Moorefiled (1951) and Vargas (1968) observed sexual dimorphism in size and shape of the ninth pupal abdominal segment (genital segment) in various mosquito species; Moorefiled (1951) considered the genital segment variations to be useful taxonomic characters for species recognition. Harrison (2005) described morphological characters for separating A. albopictus pupae from others species inhabiting artificial containers. The characteristics used were paddle shape, seta 1-P length, and the presence of a thick fringe of long filamentous spicules on the lateral and mesal edges of the paddles.

In relation to wing shape, our results are similar to those of Devicari et al. (2011) and Virginio et al. (2015) who observed wing shape dimorphism in A. albopictus and other culicid species. Several studies indicate that mosquito wing conformation has a polygenic basis, being weakly influenced by heritable epigenetic factors (Jirakanjanakit et al. 2007; Dujardin 2008; Morales-Vargas et al. 2010). The observed sexual shape dimorphism in A. albopictus corroborates studies suggesting that wing conformation is sex-specific (Devicari et al. 2011; Virginio et al. 2015), and that differences can be attributed to various genes that participate in the expression of wing shape waving additive and/or differential effects on the phenotype (Carreira et al. 2011).

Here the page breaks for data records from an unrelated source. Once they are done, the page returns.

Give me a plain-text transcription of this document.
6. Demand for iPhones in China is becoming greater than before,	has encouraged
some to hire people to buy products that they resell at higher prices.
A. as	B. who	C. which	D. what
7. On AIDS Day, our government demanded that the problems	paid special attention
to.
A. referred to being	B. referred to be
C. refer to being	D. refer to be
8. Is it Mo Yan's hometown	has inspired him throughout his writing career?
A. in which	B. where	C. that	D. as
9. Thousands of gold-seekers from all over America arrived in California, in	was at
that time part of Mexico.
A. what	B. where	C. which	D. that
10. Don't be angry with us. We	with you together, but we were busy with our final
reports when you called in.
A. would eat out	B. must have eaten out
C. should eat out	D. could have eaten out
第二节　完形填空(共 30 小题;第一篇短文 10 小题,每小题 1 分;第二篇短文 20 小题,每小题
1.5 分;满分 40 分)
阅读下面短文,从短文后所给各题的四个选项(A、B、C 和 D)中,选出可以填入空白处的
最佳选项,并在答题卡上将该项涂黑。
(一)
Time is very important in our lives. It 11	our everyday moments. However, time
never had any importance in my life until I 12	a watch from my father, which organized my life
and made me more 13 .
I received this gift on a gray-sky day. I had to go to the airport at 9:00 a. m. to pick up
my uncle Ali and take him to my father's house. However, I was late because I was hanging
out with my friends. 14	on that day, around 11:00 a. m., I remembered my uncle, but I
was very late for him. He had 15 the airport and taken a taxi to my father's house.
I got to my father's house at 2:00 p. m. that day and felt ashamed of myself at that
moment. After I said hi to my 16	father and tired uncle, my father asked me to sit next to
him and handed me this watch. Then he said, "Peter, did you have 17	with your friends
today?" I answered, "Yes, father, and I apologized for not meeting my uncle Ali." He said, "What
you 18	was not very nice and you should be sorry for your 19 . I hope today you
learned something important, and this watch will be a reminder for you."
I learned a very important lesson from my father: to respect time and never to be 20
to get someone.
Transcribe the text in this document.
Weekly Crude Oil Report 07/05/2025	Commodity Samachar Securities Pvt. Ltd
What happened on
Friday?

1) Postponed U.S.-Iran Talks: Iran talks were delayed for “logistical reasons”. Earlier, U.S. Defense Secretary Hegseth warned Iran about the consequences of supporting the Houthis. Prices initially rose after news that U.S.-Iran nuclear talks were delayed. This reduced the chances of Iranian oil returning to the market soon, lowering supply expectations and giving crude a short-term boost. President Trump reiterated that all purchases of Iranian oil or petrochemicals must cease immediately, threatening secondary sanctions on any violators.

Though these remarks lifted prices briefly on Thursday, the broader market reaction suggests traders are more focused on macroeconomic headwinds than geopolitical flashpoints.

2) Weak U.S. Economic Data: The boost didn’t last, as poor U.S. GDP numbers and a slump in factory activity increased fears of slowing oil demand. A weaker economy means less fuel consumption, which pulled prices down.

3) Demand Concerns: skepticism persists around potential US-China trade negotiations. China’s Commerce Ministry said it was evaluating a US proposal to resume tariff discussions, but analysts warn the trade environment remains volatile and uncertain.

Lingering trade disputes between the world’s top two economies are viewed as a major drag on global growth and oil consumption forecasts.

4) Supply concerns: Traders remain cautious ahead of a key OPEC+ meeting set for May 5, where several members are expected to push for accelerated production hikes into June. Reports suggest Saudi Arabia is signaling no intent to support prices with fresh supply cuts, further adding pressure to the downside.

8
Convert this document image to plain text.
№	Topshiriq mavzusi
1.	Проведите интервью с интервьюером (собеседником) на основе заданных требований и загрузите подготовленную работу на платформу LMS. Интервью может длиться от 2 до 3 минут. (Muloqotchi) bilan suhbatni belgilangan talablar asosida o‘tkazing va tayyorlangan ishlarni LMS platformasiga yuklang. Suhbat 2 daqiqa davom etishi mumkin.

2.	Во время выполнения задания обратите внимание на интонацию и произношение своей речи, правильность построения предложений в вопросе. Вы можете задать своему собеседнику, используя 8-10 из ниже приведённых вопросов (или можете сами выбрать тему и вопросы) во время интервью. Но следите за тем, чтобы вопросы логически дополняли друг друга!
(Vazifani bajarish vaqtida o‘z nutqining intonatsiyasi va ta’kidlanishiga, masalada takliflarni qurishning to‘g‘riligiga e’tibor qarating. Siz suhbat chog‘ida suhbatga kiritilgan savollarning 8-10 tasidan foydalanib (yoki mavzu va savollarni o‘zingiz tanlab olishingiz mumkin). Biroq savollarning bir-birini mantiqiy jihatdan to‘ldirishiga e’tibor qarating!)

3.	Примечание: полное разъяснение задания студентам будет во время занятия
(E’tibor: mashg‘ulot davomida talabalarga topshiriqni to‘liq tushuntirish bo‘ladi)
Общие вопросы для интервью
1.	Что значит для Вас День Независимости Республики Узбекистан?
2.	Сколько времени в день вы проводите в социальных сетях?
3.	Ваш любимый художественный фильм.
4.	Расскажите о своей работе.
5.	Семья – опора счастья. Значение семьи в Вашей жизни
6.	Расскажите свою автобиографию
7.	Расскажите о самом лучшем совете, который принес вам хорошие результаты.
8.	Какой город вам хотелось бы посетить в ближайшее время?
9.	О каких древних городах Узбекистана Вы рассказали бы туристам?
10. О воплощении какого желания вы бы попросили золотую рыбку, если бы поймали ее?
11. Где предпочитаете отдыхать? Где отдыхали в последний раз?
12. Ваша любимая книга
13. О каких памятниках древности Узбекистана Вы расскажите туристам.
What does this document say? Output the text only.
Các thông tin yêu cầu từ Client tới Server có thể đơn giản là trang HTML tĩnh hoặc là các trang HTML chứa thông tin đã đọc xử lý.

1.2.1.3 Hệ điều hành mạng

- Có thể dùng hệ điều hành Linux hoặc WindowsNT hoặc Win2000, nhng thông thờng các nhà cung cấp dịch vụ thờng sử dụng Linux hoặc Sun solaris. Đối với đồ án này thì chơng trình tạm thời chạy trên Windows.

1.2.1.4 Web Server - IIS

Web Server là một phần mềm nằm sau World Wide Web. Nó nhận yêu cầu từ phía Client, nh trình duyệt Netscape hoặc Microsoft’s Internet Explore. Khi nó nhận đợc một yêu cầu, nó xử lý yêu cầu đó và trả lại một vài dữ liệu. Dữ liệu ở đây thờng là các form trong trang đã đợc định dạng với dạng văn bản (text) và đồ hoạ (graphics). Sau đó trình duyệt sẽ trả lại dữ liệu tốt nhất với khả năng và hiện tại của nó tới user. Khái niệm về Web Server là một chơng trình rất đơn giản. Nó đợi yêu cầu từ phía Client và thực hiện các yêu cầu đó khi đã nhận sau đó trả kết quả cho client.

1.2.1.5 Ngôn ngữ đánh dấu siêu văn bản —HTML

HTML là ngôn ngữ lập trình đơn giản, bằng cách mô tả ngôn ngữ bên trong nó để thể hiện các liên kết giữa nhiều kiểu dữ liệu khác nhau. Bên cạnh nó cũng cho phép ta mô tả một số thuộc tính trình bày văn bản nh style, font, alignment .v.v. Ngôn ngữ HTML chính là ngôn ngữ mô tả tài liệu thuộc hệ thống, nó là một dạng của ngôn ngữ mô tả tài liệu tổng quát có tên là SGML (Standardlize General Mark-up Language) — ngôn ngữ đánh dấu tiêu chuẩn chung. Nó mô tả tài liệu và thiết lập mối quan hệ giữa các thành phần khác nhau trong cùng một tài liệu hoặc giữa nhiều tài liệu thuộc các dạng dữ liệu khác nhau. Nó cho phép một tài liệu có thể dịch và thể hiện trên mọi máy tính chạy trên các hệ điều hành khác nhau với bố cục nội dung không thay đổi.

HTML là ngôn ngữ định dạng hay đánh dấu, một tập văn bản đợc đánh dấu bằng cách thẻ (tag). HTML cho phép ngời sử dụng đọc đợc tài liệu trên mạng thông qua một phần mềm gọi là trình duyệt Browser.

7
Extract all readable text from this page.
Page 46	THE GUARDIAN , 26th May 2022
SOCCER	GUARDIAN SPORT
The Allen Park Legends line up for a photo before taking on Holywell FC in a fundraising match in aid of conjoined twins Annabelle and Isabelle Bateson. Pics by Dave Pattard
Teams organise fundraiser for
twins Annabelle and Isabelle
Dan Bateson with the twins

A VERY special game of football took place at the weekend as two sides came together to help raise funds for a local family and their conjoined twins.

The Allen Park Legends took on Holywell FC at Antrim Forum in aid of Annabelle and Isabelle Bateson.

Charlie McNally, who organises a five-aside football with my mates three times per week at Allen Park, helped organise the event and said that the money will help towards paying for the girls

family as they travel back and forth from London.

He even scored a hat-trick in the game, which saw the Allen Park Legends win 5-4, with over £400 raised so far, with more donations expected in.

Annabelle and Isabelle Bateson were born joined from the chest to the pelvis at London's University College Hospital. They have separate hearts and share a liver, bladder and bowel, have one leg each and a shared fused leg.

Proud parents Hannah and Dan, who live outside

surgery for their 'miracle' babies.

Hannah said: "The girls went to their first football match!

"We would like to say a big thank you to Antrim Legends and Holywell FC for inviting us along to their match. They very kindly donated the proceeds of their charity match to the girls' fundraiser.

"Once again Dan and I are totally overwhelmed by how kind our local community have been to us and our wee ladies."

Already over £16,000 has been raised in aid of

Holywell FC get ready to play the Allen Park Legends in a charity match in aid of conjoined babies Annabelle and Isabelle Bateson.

To our knowledge this is the first description of phenotypic variation in pupal shape and size in A. albopictus laboratory colonies. The results may be useful for creating new tools for dengue entomological surveys once potential variations between natural and laboratory populations have been characterized, along with the effects of variations in larval density.